Ce pays entre Thaïlande et Vietnam évoque, pour l’un d’eux, les plages, les cocotiers… Pas de chance, il n’y a pas d’accès à la mer au Laos ! Tant pis, ils y découvriront des rizières, des éléphants, de la jungle. Zou ! C’est parti ! Et dans la bonne humeur car, on ne l’a pas encore dit, ces deux ringards du regard sont d’abord des héros rigolos. L’un d’eux avoue n’être jamais allé plus loin que son petit village d’origine en Aveyron ! Autant dire, que prendre l’avion est déjà une super aventure !

Le tout est évidemment constamment caricatural et tourné en dérision. Naïfs et fainéants, plus prompts à descendre la bière locale (la Beerlao) qu’à monter les escaliers des temples, plus curieux de dénicher une gargote qu’à explorer un site historique, très enclins à se « reposer peinards », ils s’installent tranquillou dans la vie du Laos, s’attachant tout particulièrement à un animal de compagnie pittoresque, un canard, plus sacré qu’on ne pense, surnommé Milou, et qui devient le fil rouge d’une grande partie du récit.
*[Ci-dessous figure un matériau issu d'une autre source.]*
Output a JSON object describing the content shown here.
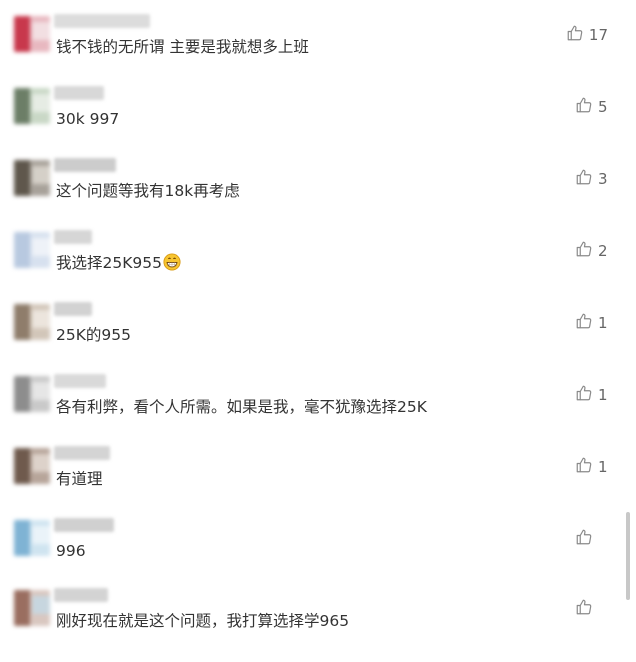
{
  "comments": [
    {
      "text": "钱不钱的无所谓 主要是我就想多上班",
      "likes": "17",
      "avatar_colors": [
        "#e8b8c0",
        "#c8384c",
        "#f2dfe2"
      ],
      "nick_color": "#dcdcdc"
    },
    {
      "text": "30k 997",
      "likes": "5",
      "avatar_colors": [
        "#c9d8c6",
        "#6c7e67",
        "#e6ece4"
      ],
      "nick_color": "#d8d8d8"
    },
    {
      "text": "这个问题等我有18k再考虑",
      "likes": "3",
      "avatar_colors": [
        "#a8a29a",
        "#5f574c",
        "#d5d0c8"
      ],
      "nick_color": "#cccccc"
    },
    {
      "text": "我选择25K955",
      "likes": "2",
      "avatar_colors": [
        "#d7e1ef",
        "#b8c9e0",
        "#eef2f8"
      ],
      "nick_color": "#d6d6d6",
      "emoji": "grin-emoji"
    },
    {
      "text": "25K的955",
      "likes": "1",
      "avatar_colors": [
        "#d2c6b9",
        "#8f7d6b",
        "#ece5dd"
      ],
      "nick_color": "#d2d2d2"
    },
    {
      "text": "各有利弊，看个人所需。如果是我，毫不犹豫选择25K",
      "likes": "1",
      "avatar_colors": [
        "#c9c9c9",
        "#8d8d8d",
        "#e6e6e6"
      ],
      "nick_color": "#d9d9d9"
    },
    {
      "text": "有道理",
      "likes": "1",
      "avatar_colors": [
        "#b7a59a",
        "#6f5a4d",
        "#ddd2ca"
      ],
      "nick_color": "#d4d4d4"
    },
    {
      "text": "996",
      "likes": "",
      "avatar_colors": [
        "#cfe4f0",
        "#7fb3d4",
        "#eaf3f9"
      ],
      "nick_color": "#d0d0d0"
    },
    {
      "text": "刚好现在就是这个问题，我打算选择学965",
      "likes": "",
      "avatar_colors": [
        "#d9c7c0",
        "#9a6e60",
        "#c7d6df"
      ],
      "nick_color": "#d3d3d3"
    }
  ],
  "icons": {
    "like": "thumbs-up-icon"
  }
}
Un peu comme les Dupondt dans « Le Lotus Bleu », ils essaient de faire couleur locale, mais c’est difficile de passer inaperçu quand on est comme eux des « farangs » un peu fous – les « farangs » désignant les étrangers blancs – ! Ils ne sont d’ailleurs pas les seuls : ils rencontrent un routard de Villefranche de Rouergue qui veut tout faire à l’économie ou un guide en 4X4 qui les trimballe jusqu’à Savannakhet, deuxième ville du Laos après Vientiane, la capitale.

Concrètement, ces « aventuriers du Mékong » nous font plus découvrir ce qu’ils sont que « où » ils sont. Pourtant, au fil de leurs déboires, ils tentent de réaliser le journal de voyage qui va les relancer dans le monde de la BD, convaincus que le Laos a toujours été oublié par les auteurs : « On serait les premiers à y faire de la BD. Même Tintin n’y a jamais mis les pieds ». Toujours leur naïveté mais second degré des auteurs, évidemment, car d’autres ont réalisé de bons albums et sérieux albums sur le sujet. On se souvient, par exemple, de « La Longue Marche des éléphants » par Nicolas Dumontheuil et Troub’s, chroniqué ici-même, ou, plus anciens, des albums signés Taymans avec ses héroïnes Charlotte ou Caroline Baldwin.

À l’arrivée, Guerse et Pichelin s’amusent, variant les styles graphiques (carnet de voyage sous-légendé, BD animalière à l’américaine, …), via une BD dynamique et drôle, insufflant décontraction et délire (le canard sacré, l’archéologue du Périgord soupçonneux, la poursuite en tuk-tuk…) à un récit rocambolesque qui n’exclut tout de même pas, de temps à autre, une vision joliment pittoresque du Laos.

Alors, bon voyage !

Didier QUELLA-GUYOT  ([L@BD-> http://9990045v.esidoc.fr/] et sur Facebook).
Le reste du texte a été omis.